Although its very high orbital eccentricity means its opposition magnitude varies greatly, at a rare opposition near perihelion Bamberga can reach a magnitude of +8.0, which is as bright as Saturn's moon Titan. Such near-perihelion oppositions occur on a regular cycle every twenty-two years, with the last occurring in 2013 and the next in 2035, when attaining magnitude 8.1 on 13 September. Its brightness at these rare near-perihelion oppositions makes Bamberga the brightest C-type asteroid, roughly one magnitude brighter than 10 Hygiea's maximum brightness of around +9.1. At such an opposition Bamberga can in fact be closer to Earth than any main-belt asteroid with magnitude above +9.5, getting as close as 0.78 AU. For comparison, 7 Iris never comes closer than 0.85 AU and 4 Vesta never closer than 1.13 AU (when it becomes visible to the naked eye in a light pollution-free sky).

==Characteristics==
The 29-hour rotation period is unusually long for an asteroid more than 150 km in diameter. Its spectral class is intermediate between the C-type and P-type asteroids.

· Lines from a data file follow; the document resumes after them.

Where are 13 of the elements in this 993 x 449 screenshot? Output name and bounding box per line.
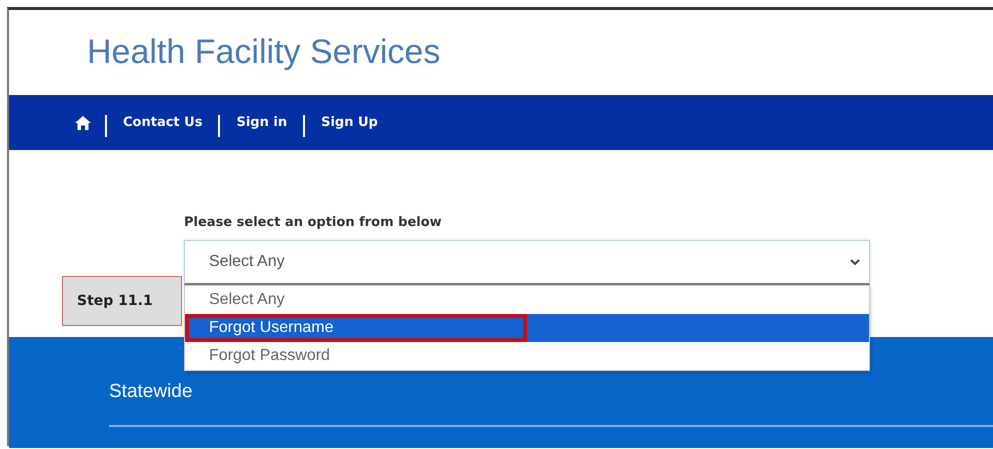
dropdown-option[interactable]: Forgot Password <box>185 342 869 370</box>
nav-link[interactable]: Sign in <box>236 115 288 130</box>
nav-link[interactable]: Sign Up <box>321 115 378 130</box>
home-icon[interactable] <box>75 116 91 130</box>
nav-link[interactable]: Contact Us <box>123 115 202 130</box>
banner-title: Statewide <box>109 381 194 403</box>
dropdown-option[interactable]: Select Any <box>185 286 869 314</box>
dropdown-option[interactable]: Forgot Username <box>185 314 869 342</box>
site-title: Health Facility Services <box>87 33 440 72</box>
step-callout: Step 11.1 <box>62 276 182 326</box>
chevron-down-icon <box>850 259 860 265</box>
select-field[interactable]: Select Any <box>184 240 870 285</box>
field-label: Please select an option from below <box>184 215 443 230</box>
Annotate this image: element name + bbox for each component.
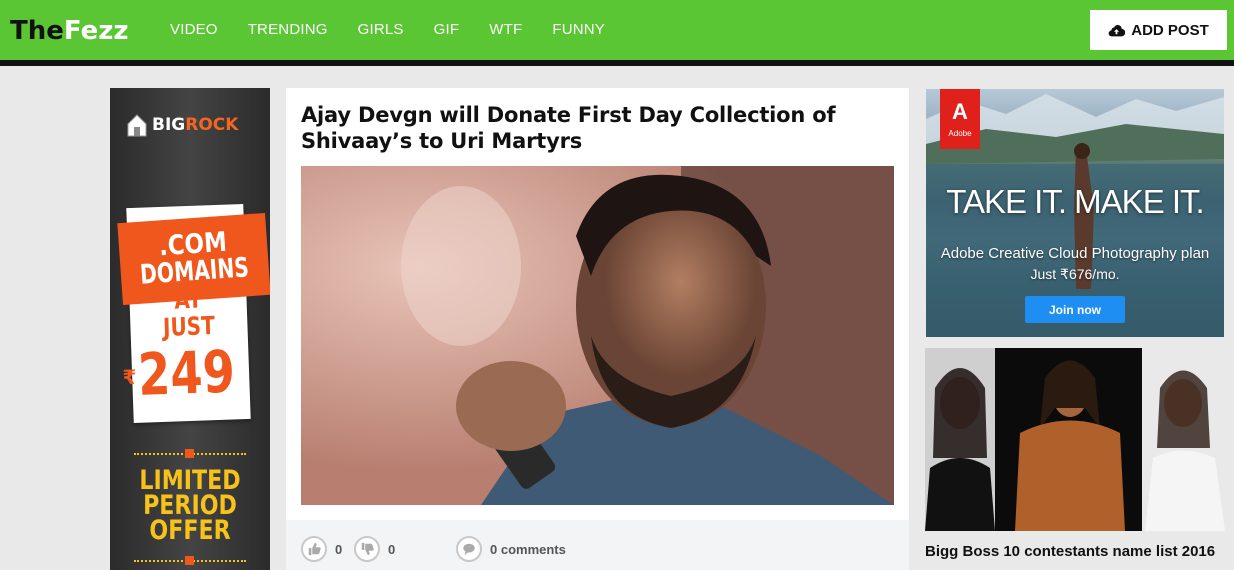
rupee-symbol: ₹ bbox=[122, 366, 137, 390]
comment-bubble-icon[interactable] bbox=[456, 536, 482, 562]
dislike-stat[interactable]: 0 bbox=[354, 536, 395, 562]
like-count: 0 bbox=[335, 541, 343, 557]
adobe-logo-text: Adobe bbox=[948, 129, 972, 138]
like-stat[interactable]: 0 bbox=[301, 536, 342, 562]
nav-item-video[interactable]: VIDEO bbox=[170, 20, 218, 40]
bigrock-brand-rock: ROCK bbox=[185, 115, 239, 135]
article-title[interactable]: Ajay Devgn will Donate First Day Collect… bbox=[301, 102, 861, 154]
adobe-ad[interactable]: A Adobe TAKE IT. MAKE IT. Adobe Creative… bbox=[926, 89, 1224, 337]
article-card: Ajay Devgn will Donate First Day Collect… bbox=[286, 88, 909, 570]
bigrock-ad[interactable]: BIGROCK .COM DOMAINS AT JUST ₹ 249 LIMIT… bbox=[110, 88, 270, 570]
main-nav: VIDEO TRENDING GIRLS GIF WTF FUNNY bbox=[170, 20, 635, 40]
logo-text-fezz: Fezz bbox=[63, 16, 129, 46]
nav-item-wtf[interactable]: WTF bbox=[489, 20, 522, 40]
limited-offer-text: LIMITED PERIOD OFFER bbox=[136, 467, 244, 546]
nav-item-girls[interactable]: GIRLS bbox=[358, 20, 404, 40]
bigrock-brand-big: BIG bbox=[152, 115, 186, 135]
thumbs-down-icon[interactable] bbox=[354, 536, 380, 562]
bigrock-house-icon bbox=[127, 114, 147, 137]
price-value: 249 bbox=[137, 337, 237, 409]
adobe-headline: TAKE IT. MAKE IT. bbox=[946, 183, 1204, 220]
header-divider bbox=[0, 60, 1234, 66]
divider-square bbox=[185, 556, 194, 565]
comments-count: 0 comments bbox=[490, 541, 566, 557]
dislike-count: 0 bbox=[388, 541, 396, 557]
contestants-collage bbox=[925, 348, 1225, 531]
adobe-logo: A Adobe bbox=[940, 89, 980, 149]
add-post-button[interactable]: ADD POST bbox=[1090, 10, 1227, 50]
thumbs-up-icon[interactable] bbox=[301, 536, 327, 562]
bigrock-brand: BIGROCK bbox=[152, 115, 238, 135]
offer-line-3: OFFER bbox=[149, 515, 231, 546]
adobe-price-text: Just ₹676/mo. bbox=[1030, 266, 1120, 282]
nav-item-gif[interactable]: GIF bbox=[434, 20, 460, 40]
logo-text-the: The bbox=[10, 16, 64, 46]
at-just-line-1: AT bbox=[173, 284, 203, 315]
cloud-upload-icon bbox=[1108, 24, 1126, 37]
site-logo[interactable]: TheFezz bbox=[10, 14, 129, 48]
side-post-title[interactable]: Bigg Boss 10 contestants name list 2016 bbox=[925, 543, 1234, 560]
join-now-button[interactable]: Join now bbox=[1025, 296, 1125, 323]
article-photo bbox=[301, 166, 894, 505]
nav-item-trending[interactable]: TRENDING bbox=[248, 20, 328, 40]
add-post-label: ADD POST bbox=[1131, 21, 1209, 39]
top-header: TheFezz VIDEO TRENDING GIRLS GIF WTF FUN… bbox=[0, 0, 1234, 60]
article-footer: 0 0 0 comments bbox=[286, 520, 909, 570]
article-image[interactable] bbox=[301, 166, 894, 505]
adobe-logo-mark: A bbox=[952, 99, 968, 124]
at-just-text: AT JUST bbox=[141, 284, 236, 342]
nav-item-funny[interactable]: FUNNY bbox=[552, 20, 605, 40]
bigrock-logo: BIGROCK bbox=[126, 110, 256, 140]
side-post-image[interactable] bbox=[925, 348, 1225, 531]
adobe-plan-text: Adobe Creative Cloud Photography plan bbox=[940, 245, 1210, 262]
domain-price: ₹ 249 bbox=[122, 337, 247, 409]
comments-stat[interactable]: 0 comments bbox=[456, 536, 566, 562]
divider-square bbox=[185, 449, 194, 458]
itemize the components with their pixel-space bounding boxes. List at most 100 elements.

10μ radiometric data collected from Kitt Peak in 1975 gave a diameter estimate of 255 km. An occultation of Bamberga was observed on 8 December 1987, and gave a diameter of about 228 km, in agreement with IRAS results. In 1988 a search for satellites or dust orbiting this asteroid was performed using the UH88 telescope at the Mauna Kea Observatories, but the effort came up empty.